Yesterday, I wrote that we could have better places in our cities — ones more like the best neighborhood in Provo — if we just overcame our modern excuses and built them. But unfortunately, one of the biggest excuses for not building this type of development is that it’s actually illegal.
That fact was recently tackled in a post about Ottawa on PlaceShakers and NewsMakers. The post basically details all of the wonderful things about the center of that city, but also mentions that many of those things would now be illegal to build.
Among other things, the post goes over the importance of cycling, public art, “cottage living” or smaller more dense housing, and urban fabric:
We talk a lot on PlaceShakers about extracting the DNA of place and allowing it by right because much of what makes up the urban fabric of great places isn’t legal anymore. Here in Ottawa, much of that is the vertical mixed use, build-to-lines instead of suburban setbacks, streets that have gone on diets to make room for on-street parking and cyclists, and careful thought to how the buildings meet the street. Civic spaces take up centre stage with gracious architecture and ample urbanism.

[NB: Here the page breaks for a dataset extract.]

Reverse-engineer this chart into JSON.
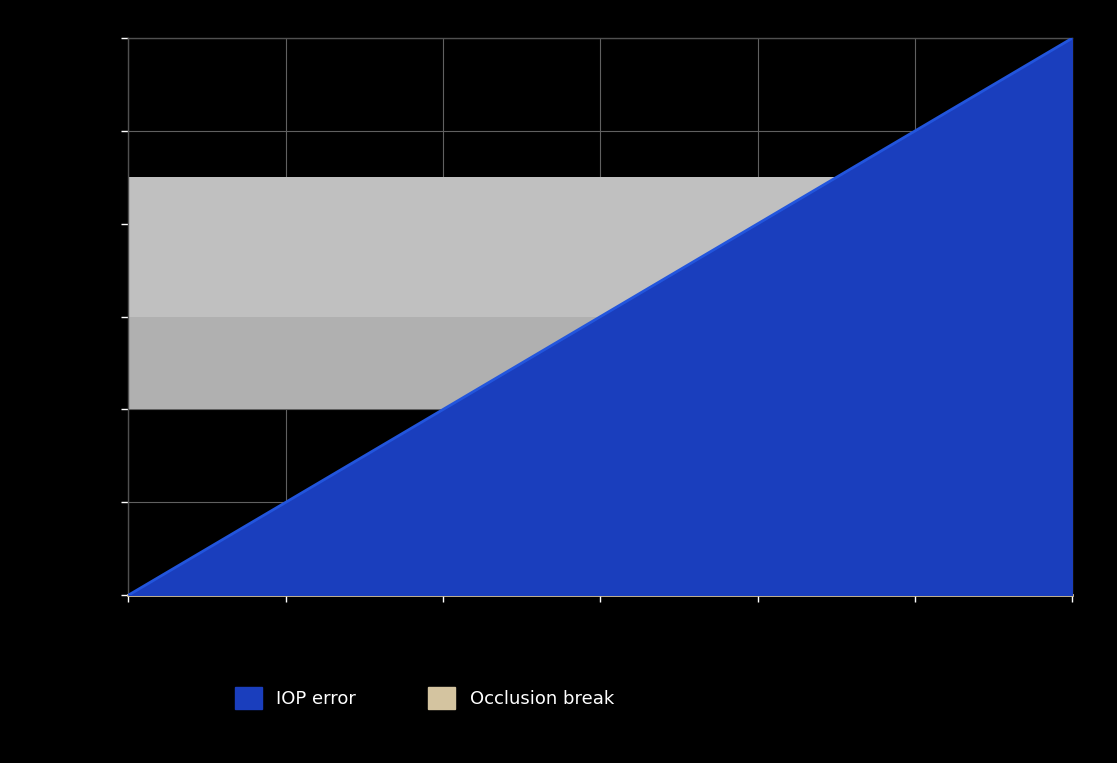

One of the additional challenges facing western cities like Provo is that the old parts of town are small and often suffering from neglect, while population growth is considerable. That means new spaces influenced by decades of bad policy far outnumber the kinds of charming, human scale, and livable places that we see in pictures and think “I wish I lived there.”
What I like about the post on PlaceShakers and NewsMakers, however, is that it’s all about lessons. It doesn’t simply look nostalgically at old development, but instead suggests that we should be applying the principles of old development to our new spaces. That’s a lesson that couldn’t be more appropriate for Provo.